John Malone, Liberty Media chairman and cable industry titan, sees a future full of growth for streaming platforms like Amazon, Roku and Apple.
Malone spoke with CNBC and said that he believes the U.S. cable industry missed the boat on becoming the direct-to-consumer provider for streaming services and pointed out that the scale at Charter or Comcast is small compared with Apple or Amazon.
“I think these global platforms will be enormously powerful,” Malone said in an interview with CNBC’s David Faber. He added that direct-to-consumer services from Discovery, ViacomCBS and other programmers will be selling wholesale through these platforms. “The consumer’s not going to want to buy from a broad number of subscription services. They’re going to tend to want to go to one convenient supplier. It looks increasingly like that’s going to be, you know, Amazon ... or it’s going to be Apple, or it’s going to be Roku. Or it could still be a Google effort.”
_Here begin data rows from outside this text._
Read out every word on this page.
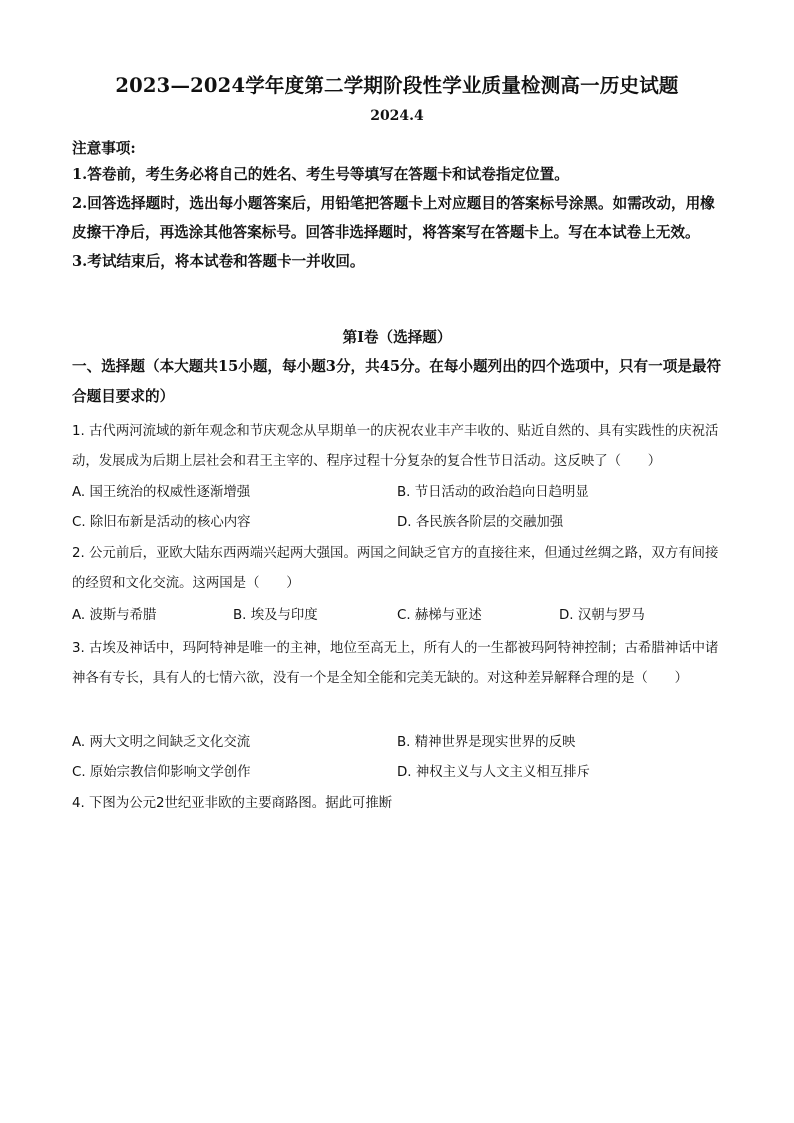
2023—2024学年度第二学期阶段性学业质量检测高一历史试题
2024.4

注意事项:

1.答卷前，考生务必将自己的姓名、考生号等填写在答题卡和试卷指定位置。

2.回答选择题时，选出每小题答案后，用铅笔把答题卡上对应题目的答案标号涂黑。如需改动，用橡皮擦干净后，再选涂其他答案标号。回答非选择题时，将答案写在答题卡上。写在本试卷上无效。

3.考试结束后，将本试卷和答题卡一并收回。

第Ⅰ卷（选择题）

一、选择题（本大题共15小题，每小题3分，共45分。在每小题列出的四个选项中，只有一项是最符合题目要求的）

1. 古代两河流域的新年观念和节庆观念从早期单一的庆祝农业丰产丰收的、贴近自然的、具有实践性的庆祝活动，发展成为后期上层社会和君王主宰的、程序过程十分复杂的复合性节日活动。这反映了（　　）

A. 国王统治的权威性逐渐增强	B. 节日活动的政治趋向日趋明显
C. 除旧布新是活动的核心内容	D. 各民族各阶层的交融加强

2. 公元前后，亚欧大陆东西两端兴起两大强国。两国之间缺乏官方的直接往来，但通过丝绸之路，双方有间接的经贸和文化交流。这两国是（　　）

A. 波斯与希腊	B. 埃及与印度	C. 赫梯与亚述	D. 汉朝与罗马

3. 古埃及神话中，玛阿特神是唯一的主神，地位至高无上，所有人的一生都被玛阿特神控制；古希腊神话中诸神各有专长，具有人的七情六欲，没有一个是全知全能和完美无缺的。对这种差异解释合理的是（　　）

A. 两大文明之间缺乏文化交流	B. 精神世界是现实世界的反映
C. 原始宗教信仰影响文学创作	D. 神权主义与人文主义相互排斥

4. 下图为公元2世纪亚非欧的主要商路图。据此可推断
As this form of distribution becomes increasingly popular, it will negatively impact traditional MVPD and vMVPD channel bundles. Malone said he anticipated reaching a point when the “bundle breaks apart” and content will be available either direct-to-consumer or a la carte.
“Some sports may move over to premium or move over to the big tech companies,” said Malone. “I’m not sure but my guess is there’ll be a point in time when programming, even of companies like [NBCUniversal] will be migrating their most important programming over to other direct-to-consumer or close to direct-to-consumer platforms.”